In a classical set-up I like to view Newton's 2nd Law written as F(x(t))/m = x''(t) as an axiom because in a way it defines a dynamical force F [maybe dependent on the position x(t) of the object]. It is successful because it leads for some simple cases to the "right" answer, e.g.

(i) Experiment 1: if the force F=const one obtains as solution x(t) = 0.5*(F/m)* t^2 + v_0*t +x(0) which already Galilei has observed.

(ii) Experiment 2: if you assume the gravitational force to be F(x) = g * M1 *M2 / x^2 you get indeed the observed elliptic orbits of the planets and the Kepler laws

This success was enough at the time of Newton to view it as a basic axiom from which you can derive everything, even the philosophical problem of determinism and the paradox of free will.

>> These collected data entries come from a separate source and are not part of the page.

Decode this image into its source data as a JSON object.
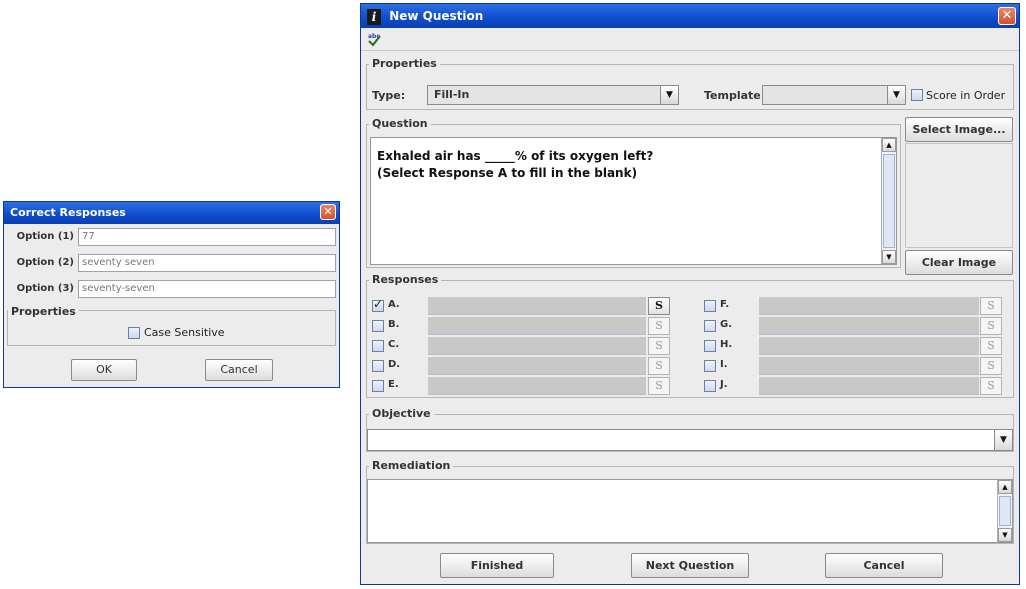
{
  "correct_responses": {
    "title": "Correct Responses",
    "close_glyph": "✕",
    "options": [
      {
        "label": "Option (1)",
        "value": "77"
      },
      {
        "label": "Option (2)",
        "value": "seventy seven"
      },
      {
        "label": "Option (3)",
        "value": "seventy-seven"
      }
    ],
    "properties_title": "Properties",
    "case_sensitive_label": "Case Sensitive",
    "case_sensitive_checked": false,
    "ok_label": "OK",
    "cancel_label": "Cancel"
  },
  "new_question": {
    "title": "New Question",
    "title_icon": "i",
    "close_glyph": "✕",
    "toolbar_icon": "spell-check-icon",
    "properties": {
      "title": "Properties",
      "type_label": "Type:",
      "type_value": "Fill-In",
      "template_label": "Template:",
      "template_value": "",
      "score_in_order_label": "Score in Order",
      "score_in_order_checked": false
    },
    "question": {
      "title": "Question",
      "text_line1": "Exhaled air has _____% of its oxygen left?",
      "text_line2": "(Select Response A to fill in the blank)",
      "select_image_label": "Select Image...",
      "clear_image_label": "Clear Image"
    },
    "responses": {
      "title": "Responses",
      "left": [
        {
          "letter": "A.",
          "checked": true,
          "s_label": "S",
          "active": true
        },
        {
          "letter": "B.",
          "checked": false,
          "s_label": "S",
          "active": false
        },
        {
          "letter": "C.",
          "checked": false,
          "s_label": "S",
          "active": false
        },
        {
          "letter": "D.",
          "checked": false,
          "s_label": "S",
          "active": false
        },
        {
          "letter": "E.",
          "checked": false,
          "s_label": "S",
          "active": false
        }
      ],
      "right": [
        {
          "letter": "F.",
          "checked": false,
          "s_label": "S",
          "active": false
        },
        {
          "letter": "G.",
          "checked": false,
          "s_label": "S",
          "active": false
        },
        {
          "letter": "H.",
          "checked": false,
          "s_label": "S",
          "active": false
        },
        {
          "letter": "I.",
          "checked": false,
          "s_label": "S",
          "active": false
        },
        {
          "letter": "J.",
          "checked": false,
          "s_label": "S",
          "active": false
        }
      ]
    },
    "objective": {
      "title": "Objective",
      "value": ""
    },
    "remediation": {
      "title": "Remediation",
      "value": ""
    },
    "finished_label": "Finished",
    "next_question_label": "Next Question",
    "cancel_label": "Cancel"
  }
}
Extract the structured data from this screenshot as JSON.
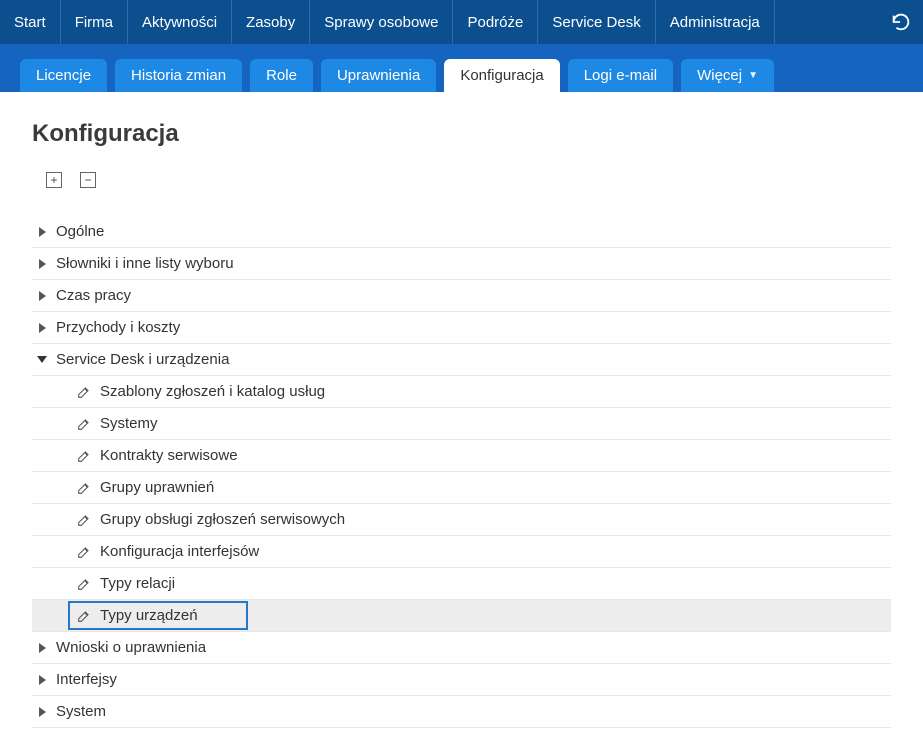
{
  "topnav": {
    "items": [
      "Start",
      "Firma",
      "Aktywności",
      "Zasoby",
      "Sprawy osobowe",
      "Podróże",
      "Service Desk",
      "Administracja"
    ]
  },
  "subnav": {
    "tabs": [
      {
        "label": "Licencje",
        "active": false
      },
      {
        "label": "Historia zmian",
        "active": false
      },
      {
        "label": "Role",
        "active": false
      },
      {
        "label": "Uprawnienia",
        "active": false
      },
      {
        "label": "Konfiguracja",
        "active": true
      },
      {
        "label": "Logi e-mail",
        "active": false
      },
      {
        "label": "Więcej",
        "active": false,
        "dropdown": true
      }
    ]
  },
  "page": {
    "title": "Konfiguracja"
  },
  "tree": {
    "nodes": [
      {
        "label": "Ogólne",
        "expanded": false
      },
      {
        "label": "Słowniki i inne listy wyboru",
        "expanded": false
      },
      {
        "label": "Czas pracy",
        "expanded": false
      },
      {
        "label": "Przychody i koszty",
        "expanded": false
      },
      {
        "label": "Service Desk i urządzenia",
        "expanded": true,
        "children": [
          {
            "label": "Szablony zgłoszeń i katalog usług"
          },
          {
            "label": "Systemy"
          },
          {
            "label": "Kontrakty serwisowe"
          },
          {
            "label": "Grupy uprawnień"
          },
          {
            "label": "Grupy obsługi zgłoszeń serwisowych"
          },
          {
            "label": "Konfiguracja interfejsów"
          },
          {
            "label": "Typy relacji"
          },
          {
            "label": "Typy urządzeń",
            "highlight": true
          }
        ]
      },
      {
        "label": "Wnioski o uprawnienia",
        "expanded": false
      },
      {
        "label": "Interfejsy",
        "expanded": false
      },
      {
        "label": "System",
        "expanded": false
      }
    ]
  }
}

The big draw-back of Newton's 2nd Law was that it works well for dynamical forces but when coercive forces are coming into the game it gets rather nasty. The easy way out was indicated by d'Alembert with his "virtual displacements" and formalised by Lagrange who introduced generalised coordinates (which in a natural way include the information about coercive forces) and the variational principle of least action.

If you view the world from Karl Popper's critical rationalism philosophy then Newton's 2nd axiom is useful to us as long as it yields the right results observed in the experiments. However, when relativity or quantum effects are relevant, the Newtonian theory fails and needs to be replaced by something "better".

Still I think there is a way in my opinion classical mechanics (including relativity) to get involved in quantum phenomena. This is because a body with an oscillating magnetic dipole with non-zero time average can be aligned with an external static field both in parallel and antiparallel, mimicking spin up and down, in a sense linking Stern-Gerlach experiment and Kapitza pendulum.

As I understanding the question it is about learning, here about learning mechanics (typically the first topic in a course in Theoretical Physics).

One of the most famous textbooks on the matter - that of Landau and Lifschitz - actually begins with the Lagrangian formulation. This works quite

well, at least for students who are really interested in Theoretical Physics.

Thank you for posing this interesting question. As for the answer from Christian Baumgarten, the concept of force and also actions from surroundings would be lost, if starting with energy principles ?

Feynman's formulation of QM is based on the Lagrangian (inspired by a work of Dirac to which Herbert Jehle draw Feynman's attention). Also for the standard model of elementary particle physics the Lagrangian formulation seems to be the most convenient one. This should be taken into account while reasoning about Christian's proposal.